A categoria da enfermagem foi a que mais sofreu diretamente com os impactos da pandemia de Covid-19 e constantemente é afetada pelas epidemias a que é exposta, como o recente aumento de dengue. Mesmo com os obstáculos da insalubridade e periculosidade da prática cotidiana, se mantiveram nos anos subsequentes em mobilização constante para garantia do piso, por meio das entidades de representação, como os sindicatos e a Federação Nacional dos Enfermeiros (FNE). A decisão do Supremo Tribunal Federal é uma afronta a essas mobilizações e a toda categoria, majoritariamente composta por mulheres trabalhadoras que dividem os riscos da prática do trabalho com a sobrecarga dos cuidados e afazeres domésticos. Na decisão do Supremo, o pagamento do piso será proporcional à carga horária de 8 horas e 44 horas semanais de trabalho, o que, na prática, significa a redução de salários de enfermeiras e enfermeiros. Além disso, a decisão também ataca pela via da regionalização, permitindo a flexibilização dos valores de acordo com a região, pela premissa de que as regiões do país devem ser tomadas de acordo com suas especificidades. Na prática, há uma inconstitucionalidade nessa questão por prevalecer o negociado e não o legislado, colocando o valor do piso abaixo em regiões onde se entender, em negociação coletiva entre sindicato patronal e laboral, que o piso estabelecido é muito alto. Essa decisão também contraria a orientação da Organização Mundial da Saúde (OMS).
Os ataques à categoria da enfermagem representam um grande retrocesso na defesa dos direitos trabalhistas. É mais uma demonstração dos Poderes Executivo e Judiciário pela escolha política da defesa das grandes corporações e entidades que exercem pressão para que os direitos trabalhistas prossigam sendo atacados. O governo Lula-Alckmin cada vez mais aponta para a defesa do lucro e ataques à dignidade de vida da população, por meio do Arcabouço Fiscal, das privatizações e da manutenção das reformas que prosseguem afetando drasticamente a vida de trabalhadoras e trabalhadores no Brasil.
A precarização das relações de trabalho não só ataca os direitos trabalhistas, como alteram profundamente a própria construção e potencial de organização do proletariado brasileiro, gerando o enfraquecimento das mobilizações sociais, o desmonte das instituições e entidades que operam pela sua proteção mínima em matéria de garantias e uma alteração alarmante no “mundo do trabalho” e das condições de vida.

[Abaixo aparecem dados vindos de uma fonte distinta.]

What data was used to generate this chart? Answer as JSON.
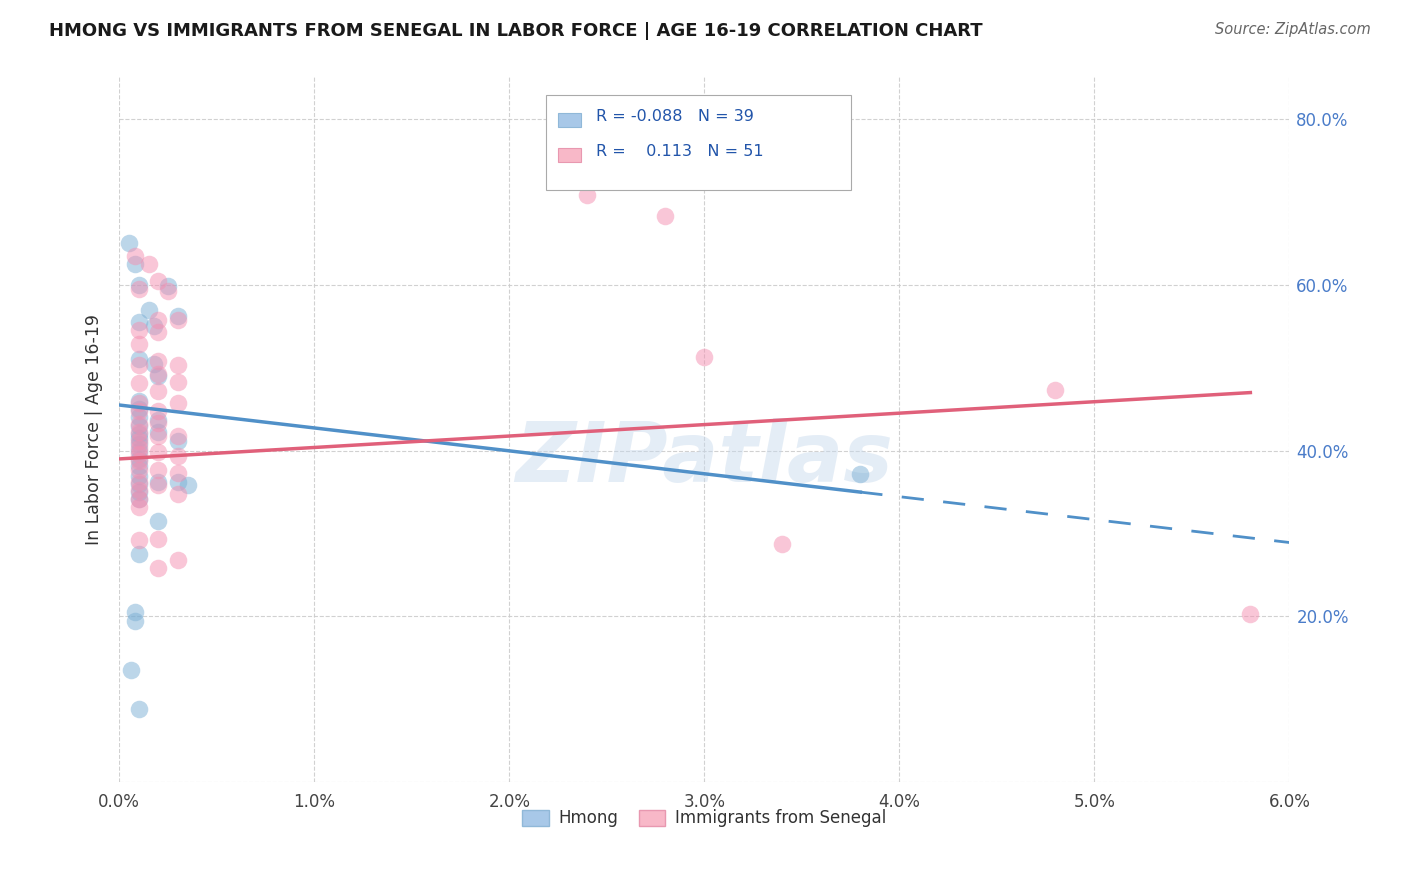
{
  "title": "HMONG VS IMMIGRANTS FROM SENEGAL IN LABOR FORCE | AGE 16-19 CORRELATION CHART",
  "source": "Source: ZipAtlas.com",
  "ylabel": "In Labor Force | Age 16-19",
  "xlim": [
    0.0,
    0.06
  ],
  "ylim": [
    0.0,
    0.85
  ],
  "xticks": [
    0.0,
    0.01,
    0.02,
    0.03,
    0.04,
    0.05,
    0.06
  ],
  "yticks": [
    0.0,
    0.2,
    0.4,
    0.6,
    0.8
  ],
  "xticklabels": [
    "0.0%",
    "1.0%",
    "2.0%",
    "3.0%",
    "4.0%",
    "5.0%",
    "6.0%"
  ],
  "yticklabels_right": [
    "",
    "20.0%",
    "40.0%",
    "60.0%",
    "80.0%"
  ],
  "hmong_color": "#7bafd4",
  "senegal_color": "#f48fb1",
  "hmong_line_color": "#5090c8",
  "senegal_line_color": "#e0607a",
  "watermark": "ZIPatlas",
  "background_color": "#ffffff",
  "grid_color": "#cccccc",
  "hmong_line_x0": 0.0,
  "hmong_line_y0": 0.455,
  "hmong_line_x1": 0.038,
  "hmong_line_y1": 0.35,
  "senegal_line_x0": 0.0,
  "senegal_line_y0": 0.39,
  "senegal_line_x1": 0.058,
  "senegal_line_y1": 0.47,
  "hmong_scatter": [
    [
      0.0005,
      0.65
    ],
    [
      0.0008,
      0.625
    ],
    [
      0.001,
      0.6
    ],
    [
      0.001,
      0.555
    ],
    [
      0.001,
      0.51
    ],
    [
      0.001,
      0.46
    ],
    [
      0.001,
      0.45
    ],
    [
      0.001,
      0.44
    ],
    [
      0.001,
      0.43
    ],
    [
      0.001,
      0.42
    ],
    [
      0.001,
      0.415
    ],
    [
      0.001,
      0.408
    ],
    [
      0.001,
      0.4
    ],
    [
      0.001,
      0.39
    ],
    [
      0.001,
      0.382
    ],
    [
      0.001,
      0.37
    ],
    [
      0.001,
      0.36
    ],
    [
      0.001,
      0.35
    ],
    [
      0.001,
      0.342
    ],
    [
      0.001,
      0.275
    ],
    [
      0.0008,
      0.205
    ],
    [
      0.0008,
      0.195
    ],
    [
      0.0015,
      0.57
    ],
    [
      0.0018,
      0.55
    ],
    [
      0.0018,
      0.505
    ],
    [
      0.002,
      0.49
    ],
    [
      0.002,
      0.437
    ],
    [
      0.002,
      0.422
    ],
    [
      0.002,
      0.362
    ],
    [
      0.002,
      0.315
    ],
    [
      0.0025,
      0.598
    ],
    [
      0.003,
      0.562
    ],
    [
      0.003,
      0.412
    ],
    [
      0.003,
      0.362
    ],
    [
      0.0035,
      0.358
    ],
    [
      0.038,
      0.372
    ],
    [
      0.0006,
      0.135
    ],
    [
      0.001,
      0.088
    ]
  ],
  "senegal_scatter": [
    [
      0.0008,
      0.635
    ],
    [
      0.001,
      0.595
    ],
    [
      0.001,
      0.545
    ],
    [
      0.001,
      0.528
    ],
    [
      0.001,
      0.503
    ],
    [
      0.001,
      0.482
    ],
    [
      0.001,
      0.458
    ],
    [
      0.001,
      0.448
    ],
    [
      0.001,
      0.432
    ],
    [
      0.001,
      0.422
    ],
    [
      0.001,
      0.412
    ],
    [
      0.001,
      0.403
    ],
    [
      0.001,
      0.396
    ],
    [
      0.001,
      0.387
    ],
    [
      0.001,
      0.377
    ],
    [
      0.001,
      0.362
    ],
    [
      0.001,
      0.352
    ],
    [
      0.001,
      0.342
    ],
    [
      0.001,
      0.332
    ],
    [
      0.001,
      0.292
    ],
    [
      0.0015,
      0.625
    ],
    [
      0.002,
      0.605
    ],
    [
      0.002,
      0.558
    ],
    [
      0.002,
      0.543
    ],
    [
      0.002,
      0.508
    ],
    [
      0.002,
      0.493
    ],
    [
      0.002,
      0.472
    ],
    [
      0.002,
      0.448
    ],
    [
      0.002,
      0.433
    ],
    [
      0.002,
      0.418
    ],
    [
      0.002,
      0.398
    ],
    [
      0.002,
      0.377
    ],
    [
      0.002,
      0.358
    ],
    [
      0.002,
      0.293
    ],
    [
      0.0025,
      0.593
    ],
    [
      0.003,
      0.558
    ],
    [
      0.003,
      0.503
    ],
    [
      0.003,
      0.483
    ],
    [
      0.003,
      0.458
    ],
    [
      0.003,
      0.418
    ],
    [
      0.003,
      0.393
    ],
    [
      0.003,
      0.373
    ],
    [
      0.003,
      0.348
    ],
    [
      0.003,
      0.268
    ],
    [
      0.024,
      0.708
    ],
    [
      0.028,
      0.683
    ],
    [
      0.03,
      0.513
    ],
    [
      0.034,
      0.288
    ],
    [
      0.048,
      0.473
    ],
    [
      0.058,
      0.203
    ],
    [
      0.002,
      0.258
    ]
  ]
}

Acirra-se o cenário atual do proletariado por meio do aumento exponencial da informalidade, que submete trabalhadoras e trabalhadores a jornadas exaustivas, risco do desemprego, condições insalubres e total desamparo em matéria de defesa de direitos, por estarem às margens da legislação, que cada vez mais vem sendo alterada para não os alcançar. Entre o desemprego e as relações de trabalho instáveis e precárias, a classe trabalhadora brasileira também assiste, já há anos, a destruição total da legislação que outrora garantiu condições mínimas nas relações de trabalho, mas que nunca atuou como fonte e instrumento real de proteção aos seus interesses.